La distopia canina di Wes Anderson

Mondo cane distopico. L’ansia da isolamento in cui si conclude da sempre il cinema di Wes Anderson si materializza nel futuro nippo-canino di Isle of Dogs (opening in competizione della Berlinale 68), secondo step del versante animato della filmografia di questo dandy texano, a nove anni di distanza da Fantastic Mr. Fox. Questa volta non c’è Roald Dahl alle spalle e nemmeno Noah Baumbach ad affiancarlo in scrittura, ma torna al suo fianco Roman Coppola, già suo compagno di viaggio sul Darjeeling Limited e nel Moonrise Kingdom. E l’impianto è molto più composito, intrecciato a immaginari coerenti con l’ideale patchwork di epoche, culture, visioni in cui il suo cinema si traduce da sempre. Il setting nipponico è lo stratagemma per elaborare un universo in cui la puppet animation si produce su layout che sembrano stare tra le stampe orientali e l’estetica distopica dei manga alla Otomo: frontalità, essenzialità del tratto e palette cromatica desaturata applicate a un mondo ipertecnologico, in cui carne e acciaio si confondono. La fiaba però è dolce, come si addice a una narrazione di uomini e animali, storia di legami indissolubili proiettata nel grigio futuro di Megasaki City, metropoli di una qualche prefettura giapponese governata dal dispotico sindaco Mayor Kobayashi. Questi ha imposto per decreto la quarantena di tutti i cani della città,  per tamponare una presunta infezione di influenza canina: spediti su un’isola adibita a discarica di rifiuti, i cani sopravvivono qui tra stenti e tristezza, unica speranza l’arrivo su un piccolo aereo del figlio del sindaco, il dodicenne Atari, determinato a ritrovare il suo cane, Spot.
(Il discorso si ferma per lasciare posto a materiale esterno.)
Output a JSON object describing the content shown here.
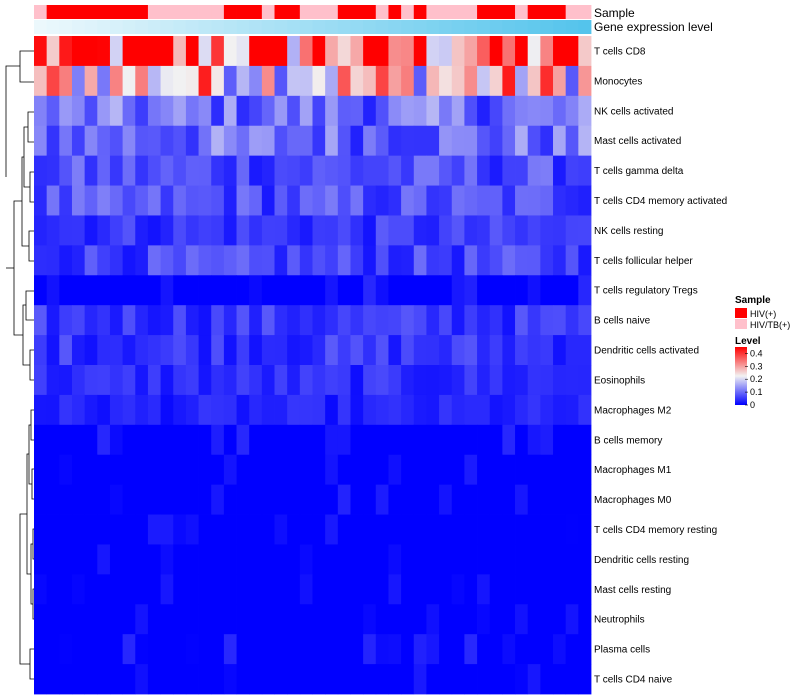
{
  "chart_data": {
    "type": "heatmap",
    "annotations": {
      "sample_label": "Sample",
      "expression_label": "Gene expression level"
    },
    "rows": [
      "T cells CD8",
      "Monocytes",
      "NK cells activated",
      "Mast cells activated",
      "T cells gamma delta",
      "T cells CD4 memory activated",
      "NK cells resting",
      "T cells follicular helper",
      "T cells regulatory  Tregs",
      "B cells naive",
      "Dendritic cells activated",
      "Eosinophils",
      "Macrophages M2",
      "B cells memory",
      "Macrophages M1",
      "Macrophages M0",
      "T cells CD4 memory resting",
      "Dendritic cells resting",
      "Mast cells resting",
      "Neutrophils",
      "Plasma cells",
      "T cells CD4 naive"
    ],
    "row_means": [
      0.36,
      0.26,
      0.1,
      0.1,
      0.07,
      0.07,
      0.05,
      0.06,
      0.02,
      0.05,
      0.05,
      0.04,
      0.03,
      0.02,
      0.015,
      0.015,
      0.005,
      0.005,
      0.003,
      0.002,
      0.02,
      0.01
    ],
    "n_samples": 44,
    "sample_groups": [
      "pink",
      "red",
      "red",
      "red",
      "red",
      "red",
      "red",
      "red",
      "red",
      "pink",
      "pink",
      "pink",
      "pink",
      "pink",
      "pink",
      "red",
      "red",
      "red",
      "pink",
      "red",
      "red",
      "pink",
      "pink",
      "pink",
      "red",
      "red",
      "red",
      "pink",
      "red",
      "pink",
      "red",
      "pink",
      "pink",
      "pink",
      "pink",
      "red",
      "red",
      "red",
      "pink",
      "red",
      "red",
      "red",
      "pink",
      "pink"
    ],
    "legend": {
      "sample_title": "Sample",
      "sample_items": [
        {
          "label": "HIV(+)",
          "color": "#FF0000"
        },
        {
          "label": "HIV/TB(+)",
          "color": "#FFC0CB"
        }
      ],
      "level_title": "Level",
      "level_ticks": [
        "0.4",
        "0.3",
        "0.2",
        "0.1",
        "0"
      ],
      "level_range": [
        0,
        0.45
      ],
      "colors": {
        "low": "#0000FF",
        "mid": "#F2F2F2",
        "high": "#FF0000"
      }
    }
  }
}
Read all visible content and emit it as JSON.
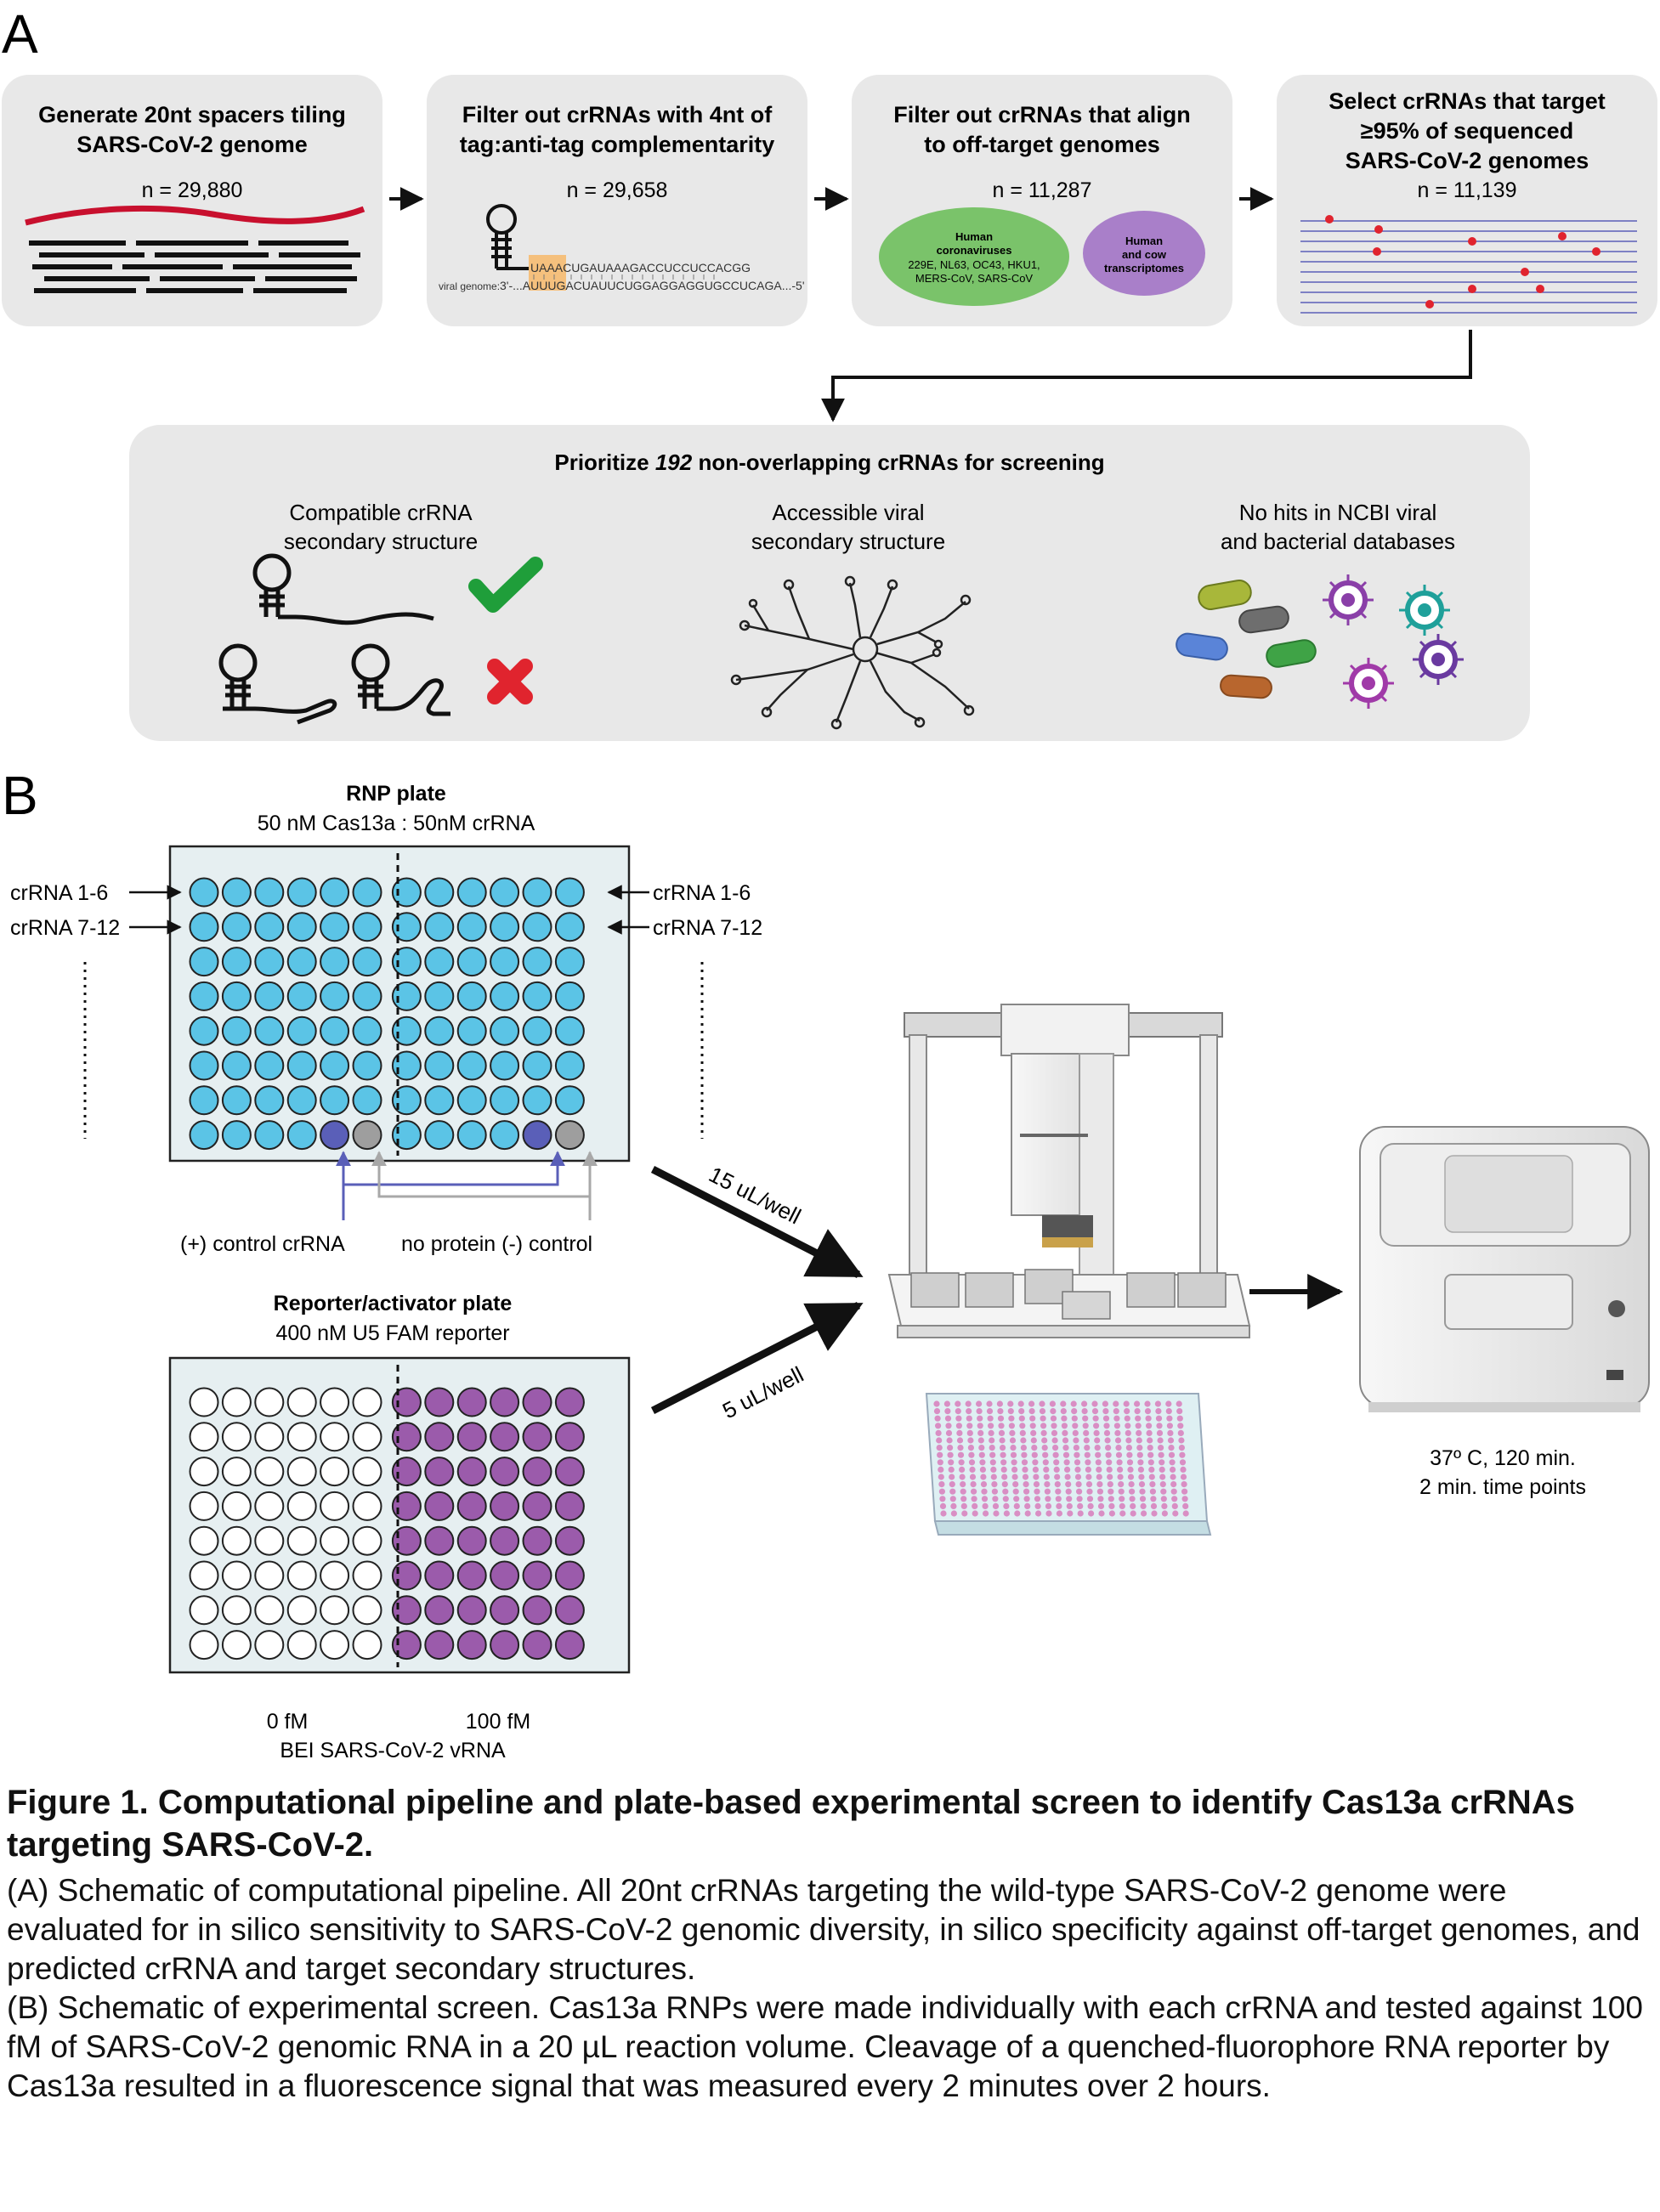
{
  "panel_a": {
    "label": "A",
    "steps": [
      {
        "title_lines": [
          "Generate 20nt spacers tiling",
          "SARS-CoV-2 genome"
        ],
        "count": "n = 29,880"
      },
      {
        "title_lines": [
          "Filter out crRNAs with 4nt of",
          "tag:anti-tag complementarity"
        ],
        "count": "n = 29,658",
        "seq_top": "UAAACUGAUAAAGACCUCCUCCACGG",
        "viral_label": "viral genome:",
        "seq_bottom": "3'-...AUUUGACUAUUCUGGAGGAGGUGCCUCAGA...-5'"
      },
      {
        "title_lines": [
          "Filter out crRNAs that align",
          "to off-target genomes"
        ],
        "count": "n = 11,287",
        "green_lines": [
          "Human",
          "coronaviruses",
          "229E, NL63, OC43, HKU1,",
          "MERS-CoV, SARS-CoV"
        ],
        "purple_lines": [
          "Human",
          "and cow",
          "transcriptomes"
        ]
      },
      {
        "title_lines": [
          "Select crRNAs that target",
          "≥95% of sequenced",
          "SARS-CoV-2 genomes"
        ],
        "count": "n = 11,139"
      }
    ],
    "prioritize": {
      "title_pre": "Prioritize ",
      "title_num": "192",
      "title_post": " non-overlapping crRNAs for screening",
      "col1_lines": [
        "Compatible crRNA",
        "secondary structure"
      ],
      "col2_lines": [
        "Accessible viral",
        "secondary structure"
      ],
      "col3_lines": [
        "No hits in NCBI viral",
        "and bacterial databases"
      ]
    }
  },
  "panel_b": {
    "label": "B",
    "rnp_title": "RNP plate",
    "rnp_subtitle": "50 nM Cas13a : 50nM crRNA",
    "row_label_1": "crRNA 1-6",
    "row_label_2": "crRNA 7-12",
    "pos_control": "(+) control crRNA",
    "neg_control": "no protein (-) control",
    "rep_title": "Reporter/activator plate",
    "rep_subtitle": "400 nM U5 FAM reporter",
    "left_conc": "0 fM",
    "right_conc": "100 fM",
    "vrna_label": "BEI SARS-CoV-2 vRNA",
    "arrow_top_label": "15 uL/well",
    "arrow_bottom_label": "5 uL/well",
    "reader_lines": [
      "37º C, 120 min.",
      "2 min. time points"
    ]
  },
  "colors": {
    "box_fill": "#e8e8e8",
    "rnp_well": "#5bc4e6",
    "pos_control_well": "#5a5fb8",
    "neg_control_well": "#9e9e9e",
    "reporter_well": "#9b5bab",
    "plate_fill": "#e6eff1",
    "genome_red": "#c8102e",
    "check_green": "#1f9e3a",
    "cross_red": "#e0242e",
    "green_ellipse": "#7ac36a",
    "purple_ellipse": "#a97fc9",
    "control_line_blue": "#5a5fb8",
    "control_line_gray": "#a8a8a8"
  },
  "caption": {
    "title": "Figure 1. Computational pipeline and plate-based experimental screen to identify Cas13a crRNAs targeting SARS-CoV-2.",
    "para_a": "(A) Schematic of computational pipeline. All 20nt crRNAs targeting the wild-type SARS-CoV-2 genome were evaluated for in silico sensitivity to SARS-CoV-2 genomic diversity, in silico specificity against off-target genomes, and predicted crRNA and target secondary structures.",
    "para_b": "(B) Schematic of experimental screen. Cas13a RNPs were made individually with each crRNA and tested against 100 fM of SARS-CoV-2 genomic RNA in a 20 µL reaction volume. Cleavage of a quenched-fluorophore RNA reporter by Cas13a resulted in a fluorescence signal that was measured every 2 minutes over 2 hours."
  }
}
L’intreccio distingue la dimensione tecnologica da quella umana in maniera netta, proiettando la visione distopica di un futuro stretto nell’assolutezza del potere sulla resistenza delle relazioni in cui si definiscono affetti, paure, emozioni. La tensione familiare e la pulsione di gruppo che da sempre anima il cinema di Wes Anderson trova nell’idea del branco di cani relegati sull’isola la sua rappresentazione logica: attorno all’apparentemente solitario Chief, un randagio orgoglioso della sua libertà, si raduna un gruppo di cani con pedigree familiare alto, in un gioco di relazioni tipicamente andersoniano, dove affetti, legami e relazioni si esprimono per contrasto, in funzioni spesso contraddittorie. L’animazione aderisce al classico distacco anaffettivo dei personaggi del regista, così come la ritmica della messa in scena incede con avventurosa lentezza, in un progressivo ricomporsi delle funzioni narrative sabotate in principio. Isle of Dog è insomma perfettamente coerente con la parte più matura del cinema di Anderson, quella sua capacità di stabilire un contatto col versante astratto e surreale delle narrazioni, il senso di un’avventura che è sfida astratta alle convenzioni della società, l’insistere su mondi conclusi e relazioni centripete che accolgono la sfida di un’apertura verso l’esterno che è scoperta del valore affettivo reciproco. E su tutto questo resta un film  che sa anche e soprattutto divertire, con sincerità e coerenza.